One might labor under the mistaken belief that Mosley Braun has since learned to police the crazy, having undone her career once already. But no, that’s incorrect. Open your web browser and log onto to Google. From there, enter the search term “carol moseley braun crackhead.” What do you see? All the links you can handle reporting a January 30, 2011 incident at a live debate where Senator Braun addressed opposing candidate Patricia Van Pelt-Watkins as follows: “Patricia, the reason you didn’t know where I was for the last 20 years is because you were strung out on crack…Now, you have admitted to that.”

Van Pelt-Watkins had of course, admitted to no such thing, but move over Whitney Houston. The legendary singer’s 2006 utterance to journalist Diane Sawyer that “crack is whack” was heretofore the most infamous commentary regarding the illegal substance.

So yeah, with opposition of this ilk, Rahm Emanuel’s path to the mayor’s office has been relatively smooth sailing. I do not mean to suggest, with this review of Carol Mosley’s Braun’s uninterrupted political gaffes, that Emanuel faces no serious challengers. He certainly does. It’s just that former Richard M. Daley Chief of Staff Gery Chico and City Clerk Miguel del Valle, both respected public servants, cannot complete with the sexy, baby kissing, cash flush spectacle of Emanuel.

The thing is though, I think many residents of Chicago have grown tired of being told who their leaders will be before having the chance to evaluate. Though the town has never done much to dispel it’s reputation as a one-party, corrupt patronage operation, much like the recent liberation of Egypt by its own democracy-staved citizens, I smell a similar passion for change in the Midwest air. Three ex-governors in the last 35 years have been sent to the clink, and a fourth, Rod Blagojevich, is surely on his way. Mayor Daley may have done great things in terms of beautifying the landscape and attracting new business but anyone who has lived in the city for the last 22 years knows how much damage his interminable term has done: skyrocketing property taxes, unaffordable homes, runway gang crime and terrible fiscal decisions.

Though change is in the air in one form or another, is there anyone naive enough to believe that Rahmbo will represent a clean break from The Machine? I am still having a hard time digesting the coincidental swap of Rahm Emanuel for Bill Daley, the outgoing mayor’s younger brother, as the President’s Chief of Staff. No, there’s nothing suspect about that at all.
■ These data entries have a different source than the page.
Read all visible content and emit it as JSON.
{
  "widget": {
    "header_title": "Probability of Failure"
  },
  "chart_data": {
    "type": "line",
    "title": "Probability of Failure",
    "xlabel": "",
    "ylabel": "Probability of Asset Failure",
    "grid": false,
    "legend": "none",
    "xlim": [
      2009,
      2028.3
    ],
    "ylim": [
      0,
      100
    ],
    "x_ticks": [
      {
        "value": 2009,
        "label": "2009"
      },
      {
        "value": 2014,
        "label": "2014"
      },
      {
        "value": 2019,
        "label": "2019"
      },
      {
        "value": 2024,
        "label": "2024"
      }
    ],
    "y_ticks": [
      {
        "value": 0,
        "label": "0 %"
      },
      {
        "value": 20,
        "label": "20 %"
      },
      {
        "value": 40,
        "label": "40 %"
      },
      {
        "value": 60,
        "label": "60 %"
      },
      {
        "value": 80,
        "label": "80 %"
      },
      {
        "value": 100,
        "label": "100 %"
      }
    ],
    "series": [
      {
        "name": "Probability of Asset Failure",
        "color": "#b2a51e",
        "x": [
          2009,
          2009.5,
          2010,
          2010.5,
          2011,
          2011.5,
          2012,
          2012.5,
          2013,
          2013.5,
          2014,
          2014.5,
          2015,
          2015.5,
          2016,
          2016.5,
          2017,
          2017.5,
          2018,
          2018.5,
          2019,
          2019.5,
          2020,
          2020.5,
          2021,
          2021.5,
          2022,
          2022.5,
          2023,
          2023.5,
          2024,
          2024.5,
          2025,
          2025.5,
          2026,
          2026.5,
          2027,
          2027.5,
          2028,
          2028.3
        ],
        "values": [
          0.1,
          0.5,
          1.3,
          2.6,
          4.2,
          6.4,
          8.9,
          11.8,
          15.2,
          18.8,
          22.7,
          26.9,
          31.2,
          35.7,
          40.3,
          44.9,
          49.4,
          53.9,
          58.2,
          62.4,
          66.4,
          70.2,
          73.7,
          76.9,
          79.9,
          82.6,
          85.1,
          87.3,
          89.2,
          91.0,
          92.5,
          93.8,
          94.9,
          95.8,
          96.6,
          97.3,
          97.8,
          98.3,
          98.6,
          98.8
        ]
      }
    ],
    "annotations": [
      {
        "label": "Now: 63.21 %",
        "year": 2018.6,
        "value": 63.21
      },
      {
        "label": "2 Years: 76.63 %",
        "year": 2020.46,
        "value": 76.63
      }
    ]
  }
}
With Rahm demonstrating a commanding lead in the polls, 49 percent of the popular vote to Chico’s 19, it seems pointless to consider an outcome other than his total domination at the polls this week. But wait! For those of us perversely hoping for a dark horse spoiler (and no, Carol Mosley Braun, before you even start, that is not racist), we do have the prospect of a runoff. In order to prevent a general election showdown between Rahmbo and the number two finisher, the foul mouthed one needs at least 51 percent of the vote. 49 just won’t do. It’s certainly not out of the realm of possibility that some hard last minute campaigning by Chico and del Valle (who has my vote) will prevent Emanuel from sailing into City Hall on Wednesday. Run-offs are generally not the friend of front-runners because they allow time and opportunity for a once splintered opposition to develop a united front.

However unlikely, as a lover of democracy residing in a city that doesn’t see a lot of balanced elections, that’s what I’d like to see happen. I want Rahmbo, if he is indeed our mayor-to-be, to have to sweat it out at a bit more than he has. Those lame residency challenges, which Emanuel continued to swat away like pesky mosquitoes, do not satisfy the appetite for electoral combat. After 22 years of Daley hostage-taking, Chicago deserves a real fight for its future.